3. Chaturanga with knees down
How: Come into Plank and lower your knees to the mat. Move your shoulders slightly in front of your wrists. Continue pressing your hands into the mat. Bend your elbows and lower them as far as you can without compromising your alignment. Extend your arms back into the knees down Plank.

4. Hindu Push-ups (Dancing)
How: Come to Downward Dog. Bend your arms, point your elbows back and reach your chest forward as you move through Chaturanga, then to Upward Facing Dog, then back to Downward Dog in one continuous motion.
How to get to Chaturanga?
When you’re ready, follow these steps to enter Chaturanga.
- Start in Plank with your shoulders stacked over your wrists. Draw your belly button toward your spine and press your heels toward the wall behind you. Spread your fingers wide and press evenly through the base of your knuckles.
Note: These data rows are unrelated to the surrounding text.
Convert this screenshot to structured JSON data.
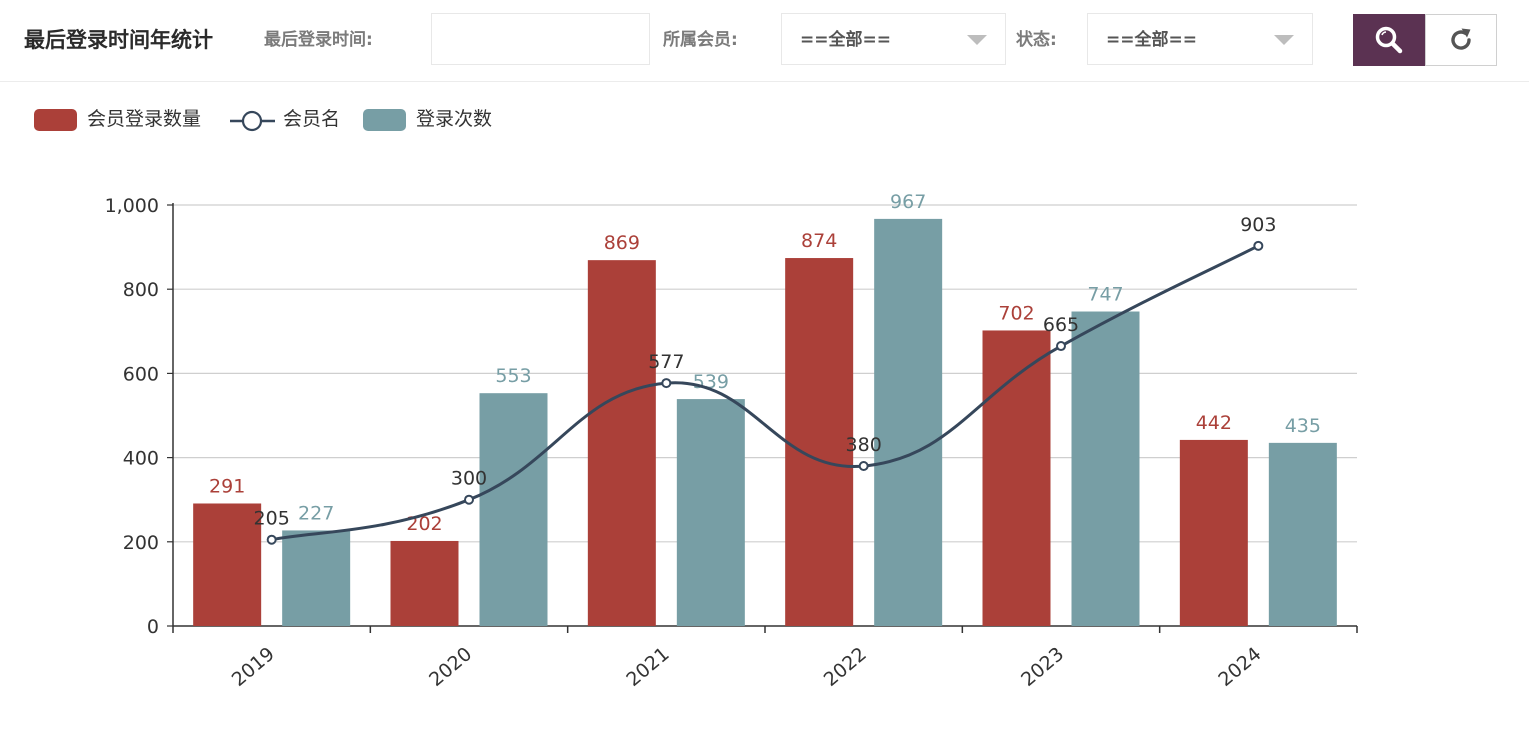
{
  "header": {
    "title": "最后登录时间年统计",
    "filters": {
      "login_time_label": "最后登录时间:",
      "login_time_value": "",
      "member_label": "所属会员:",
      "member_value": "==全部==",
      "status_label": "状态:",
      "status_value": "==全部=="
    },
    "search_icon": "search-icon",
    "reset_icon": "refresh-icon"
  },
  "colors": {
    "member_login_count": "#ab4039",
    "member_name": "#36475b",
    "login_times": "#779ea5",
    "search_button": "#5b3252"
  },
  "legend": [
    {
      "name": "会员登录数量",
      "type": "bar"
    },
    {
      "name": "会员名",
      "type": "line"
    },
    {
      "name": "登录次数",
      "type": "bar"
    }
  ],
  "chart_data": {
    "type": "bar",
    "categories": [
      "2019",
      "2020",
      "2021",
      "2022",
      "2023",
      "2024"
    ],
    "series": [
      {
        "name": "会员登录数量",
        "type": "bar",
        "values": [
          291,
          202,
          869,
          874,
          702,
          442
        ]
      },
      {
        "name": "登录次数",
        "type": "bar",
        "values": [
          227,
          553,
          539,
          967,
          747,
          435
        ]
      },
      {
        "name": "会员名",
        "type": "line",
        "smooth": true,
        "values": [
          205,
          300,
          577,
          380,
          665,
          903
        ]
      }
    ],
    "ylim": [
      0,
      1000
    ],
    "yticks": [
      "0",
      "200",
      "400",
      "600",
      "800",
      "1,000"
    ],
    "grid": true,
    "legend_position": "top-left",
    "xlabel": "",
    "ylabel": ""
  }
}
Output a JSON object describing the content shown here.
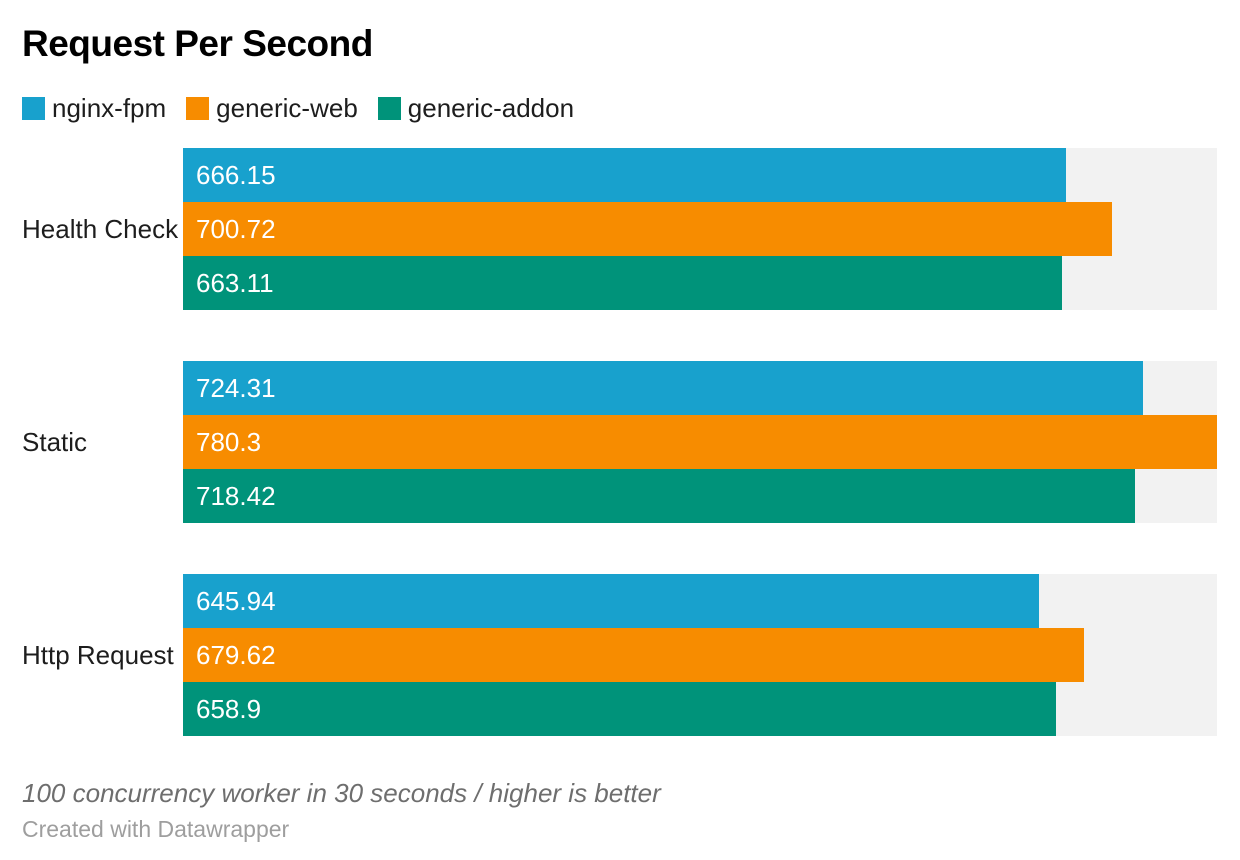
{
  "title": "Request Per Second",
  "legend": [
    {
      "label": "nginx-fpm",
      "color": "#18a1cd"
    },
    {
      "label": "generic-web",
      "color": "#f78c00"
    },
    {
      "label": "generic-addon",
      "color": "#00937a"
    }
  ],
  "chart_data": {
    "type": "bar",
    "orientation": "horizontal",
    "title": "Request Per Second",
    "categories": [
      "Health Check",
      "Static",
      "Http Request"
    ],
    "series": [
      {
        "name": "nginx-fpm",
        "color": "#18a1cd",
        "values": [
          666.15,
          724.31,
          645.94
        ]
      },
      {
        "name": "generic-web",
        "color": "#f78c00",
        "values": [
          700.72,
          780.3,
          679.62
        ]
      },
      {
        "name": "generic-addon",
        "color": "#00937a",
        "values": [
          663.11,
          718.42,
          658.9
        ]
      }
    ],
    "xlim": [
      0,
      780.3
    ],
    "value_labels": "inside-left-white",
    "track_color": "#f2f2f2",
    "grid": false,
    "legend_position": "top-left"
  },
  "footer": {
    "note": "100 concurrency worker in 30 seconds / higher is better",
    "attribution": "Created with Datawrapper"
  }
}
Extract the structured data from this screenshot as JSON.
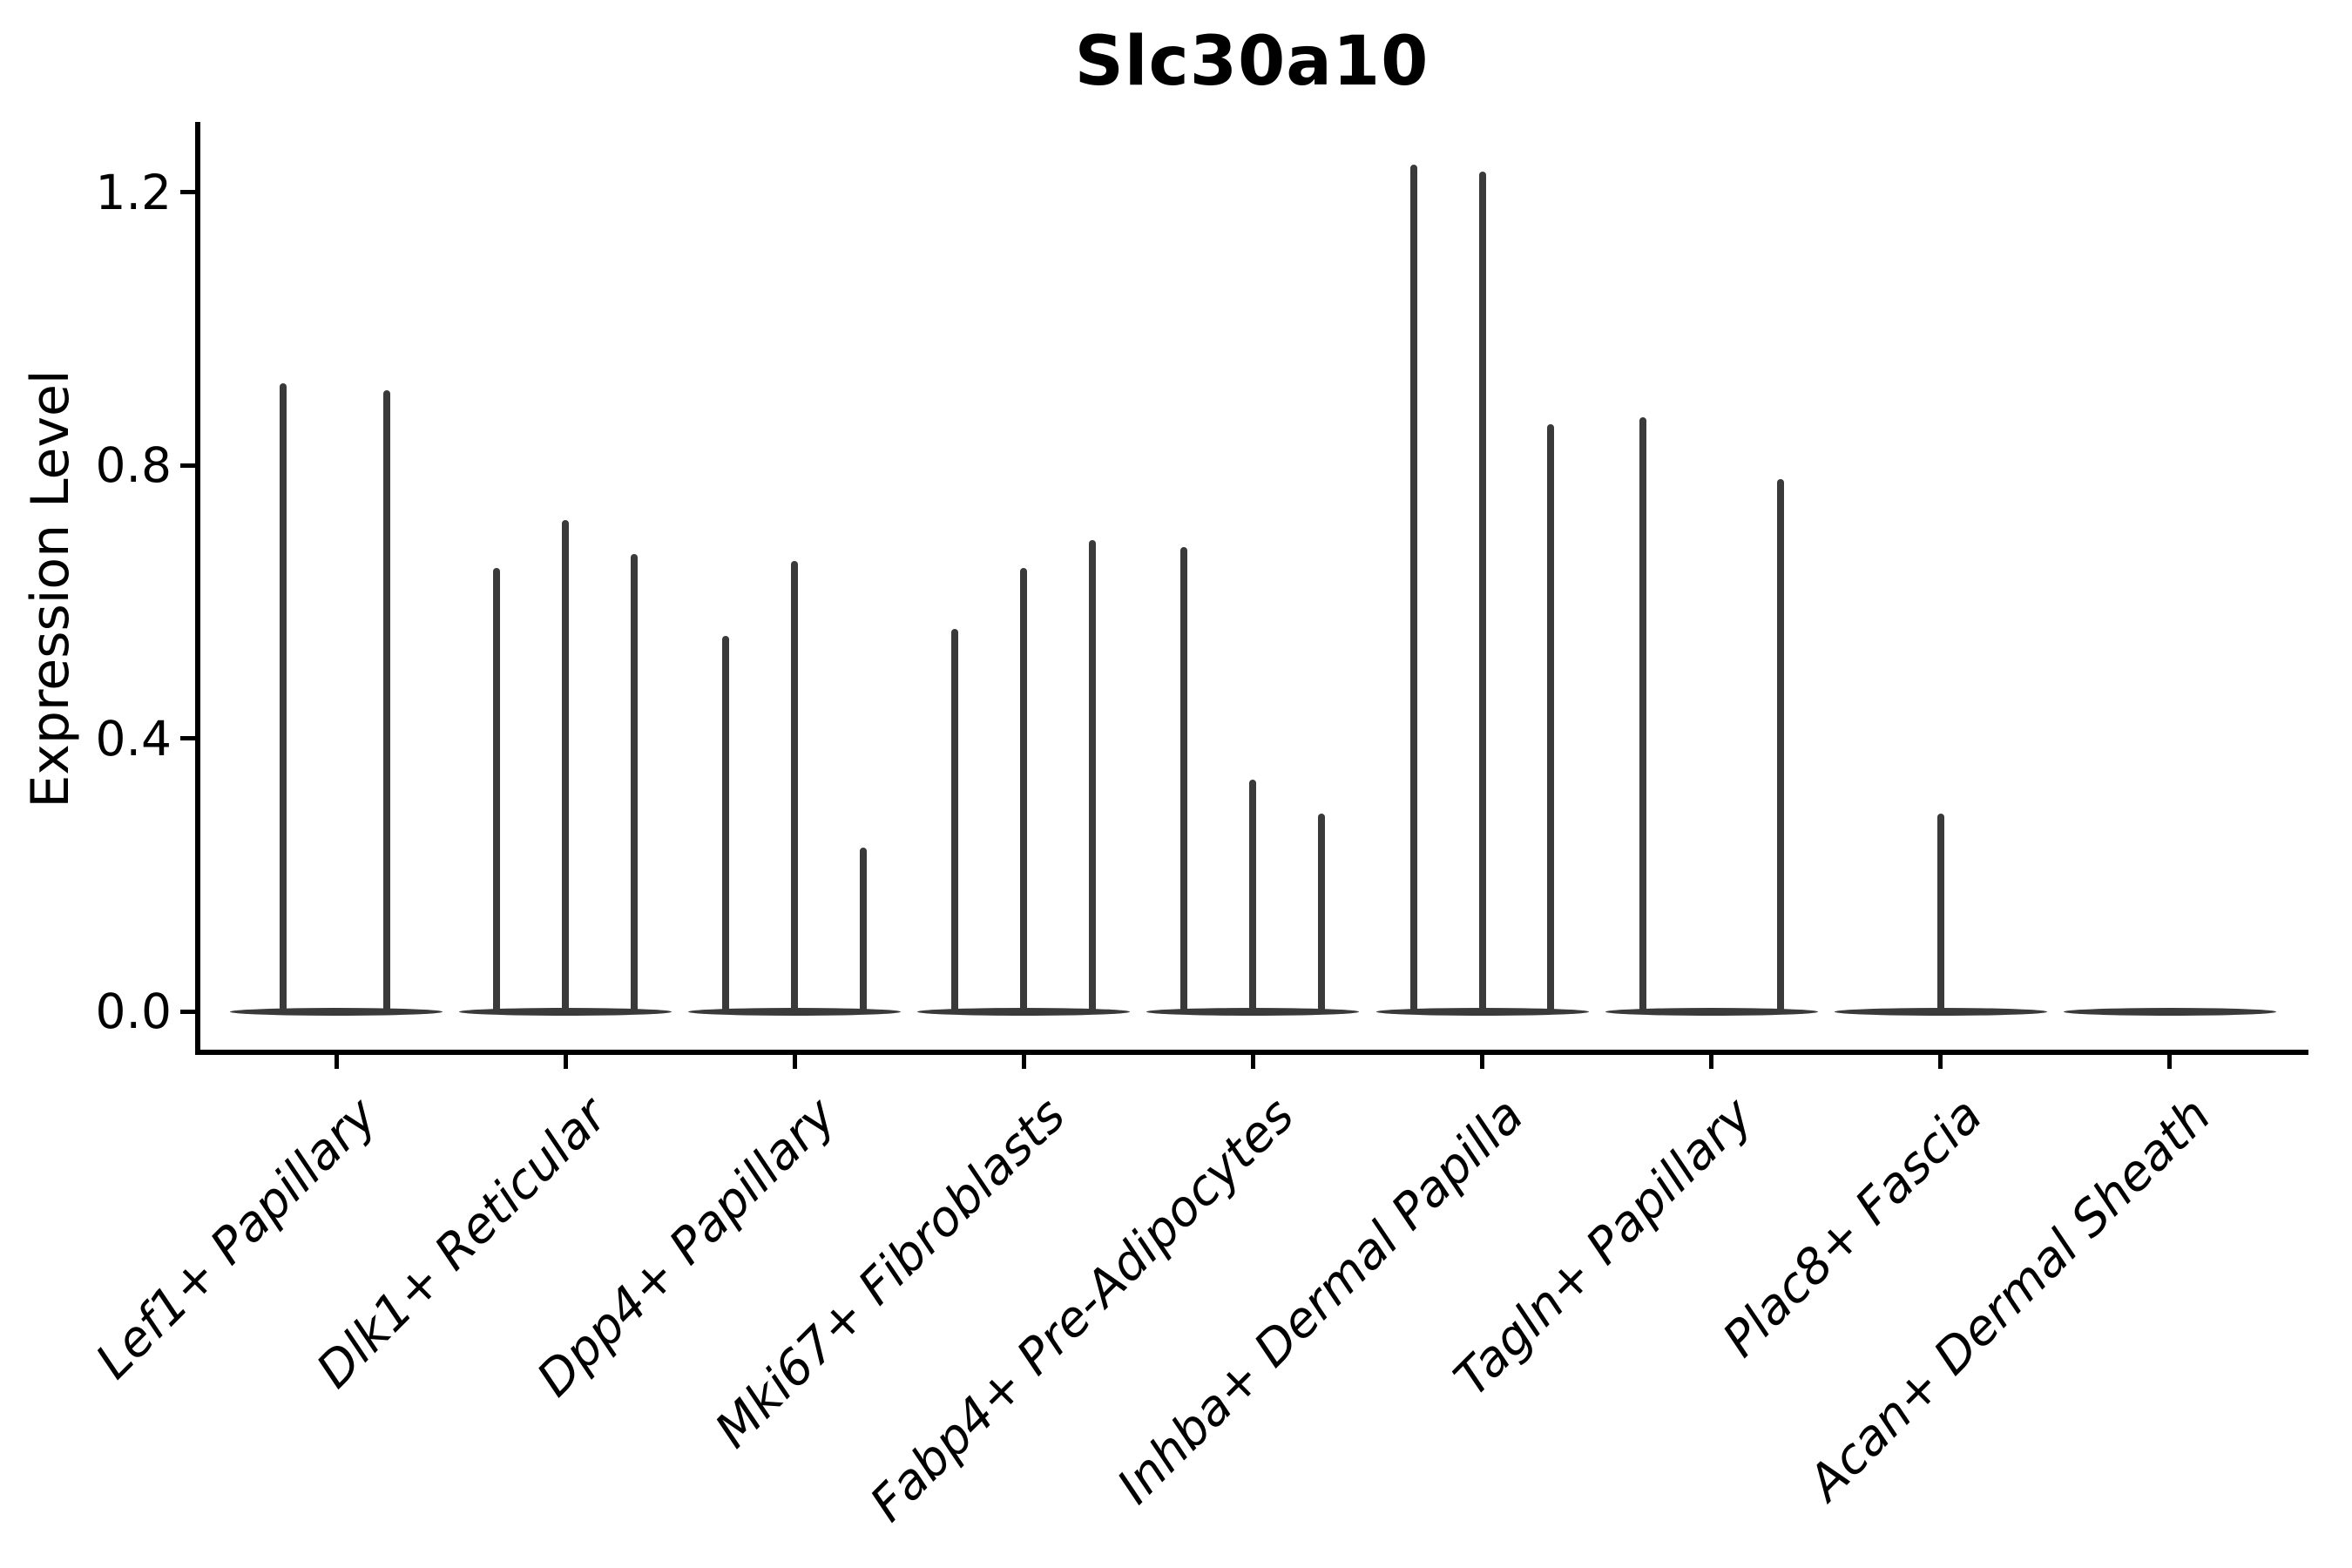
{
  "title": "Slc30a10",
  "y_axis": {
    "label": "Expression Level",
    "tick_labels": [
      "0.0",
      "0.4",
      "0.8",
      "1.2"
    ]
  },
  "chart_data": {
    "type": "violin",
    "title": "Slc30a10",
    "xlabel": "",
    "ylabel": "Expression Level",
    "ylim": [
      -0.06,
      1.3
    ],
    "yticks": [
      0.0,
      0.4,
      0.8,
      1.2
    ],
    "ytick_labels": [
      "0.0",
      "0.4",
      "0.8",
      "1.2"
    ],
    "grid": false,
    "legend": "none",
    "violin_color": "#3a3a3a",
    "axis_color": "#000000",
    "background_color": "#ffffff",
    "description": "Each cell-type category shows flat violin bodies at expression 0 with thin density spikes; spike height = max expression level, x_offset_frac = spike position within category (fraction of category spacing).",
    "categories": [
      "Lef1+ Papillary",
      "Dlk1+ Reticular",
      "Dpp4+ Papillary",
      "Mki67+ Fibroblasts",
      "Fabp4+ Pre-Adipocytes",
      "Inhba+ Dermal Papilla",
      "Tagln+ Papillary",
      "Plac8+ Fascia",
      "Acan+ Dermal Sheath"
    ],
    "groups": [
      {
        "category": "Lef1+ Papillary",
        "spikes": [
          {
            "x_offset_frac": -0.23,
            "value": 0.92
          },
          {
            "x_offset_frac": 0.22,
            "value": 0.91
          }
        ]
      },
      {
        "category": "Dlk1+ Reticular",
        "spikes": [
          {
            "x_offset_frac": -0.3,
            "value": 0.65
          },
          {
            "x_offset_frac": 0.0,
            "value": 0.72
          },
          {
            "x_offset_frac": 0.3,
            "value": 0.67
          }
        ]
      },
      {
        "category": "Dpp4+ Papillary",
        "spikes": [
          {
            "x_offset_frac": -0.3,
            "value": 0.55
          },
          {
            "x_offset_frac": 0.0,
            "value": 0.66
          },
          {
            "x_offset_frac": 0.3,
            "value": 0.24
          }
        ]
      },
      {
        "category": "Mki67+ Fibroblasts",
        "spikes": [
          {
            "x_offset_frac": -0.3,
            "value": 0.56
          },
          {
            "x_offset_frac": 0.0,
            "value": 0.65
          },
          {
            "x_offset_frac": 0.3,
            "value": 0.69
          }
        ]
      },
      {
        "category": "Fabp4+ Pre-Adipocytes",
        "spikes": [
          {
            "x_offset_frac": -0.3,
            "value": 0.68
          },
          {
            "x_offset_frac": 0.0,
            "value": 0.34
          },
          {
            "x_offset_frac": 0.3,
            "value": 0.29
          }
        ]
      },
      {
        "category": "Inhba+ Dermal Papilla",
        "spikes": [
          {
            "x_offset_frac": -0.3,
            "value": 1.24
          },
          {
            "x_offset_frac": 0.0,
            "value": 1.23
          },
          {
            "x_offset_frac": 0.3,
            "value": 0.86
          }
        ]
      },
      {
        "category": "Tagln+ Papillary",
        "spikes": [
          {
            "x_offset_frac": -0.3,
            "value": 0.87
          },
          {
            "x_offset_frac": 0.3,
            "value": 0.78
          }
        ]
      },
      {
        "category": "Plac8+ Fascia",
        "spikes": [
          {
            "x_offset_frac": 0.0,
            "value": 0.29
          }
        ]
      },
      {
        "category": "Acan+ Dermal Sheath",
        "spikes": []
      }
    ]
  }
}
- Shift your weight forward so that your shoulders move slightly in front of your wrists. Hug your elbows to your body.
- Bend your elbows so that they point straight back. Look at the mat a few inches in front of you and continue to pull your belly button toward your spine (avoid arching your lower back). You can even place a block under each shoulder so that you have a ‘target’ as you lower your body down. Try to lightly touch the blocks with the front of your shoulders. Pause where you can still hold Plank without collapsing.
- To come out, straighten your arms and press back to Plank or lower all the way to the mat and onto your stomach. To assume a counter pose, move into Cobra or Upward Facing Dog.
The next time you’re in class, treat Chaturanga as a skill you’re developing, not a pose you need to “break.” Prioritize alignment over how much you can lower yourself. With consistency, Chaturanga no longer feels like a stressful checkpoint and becomes what it should be: a steady, safe transition that you can repeat with confidence.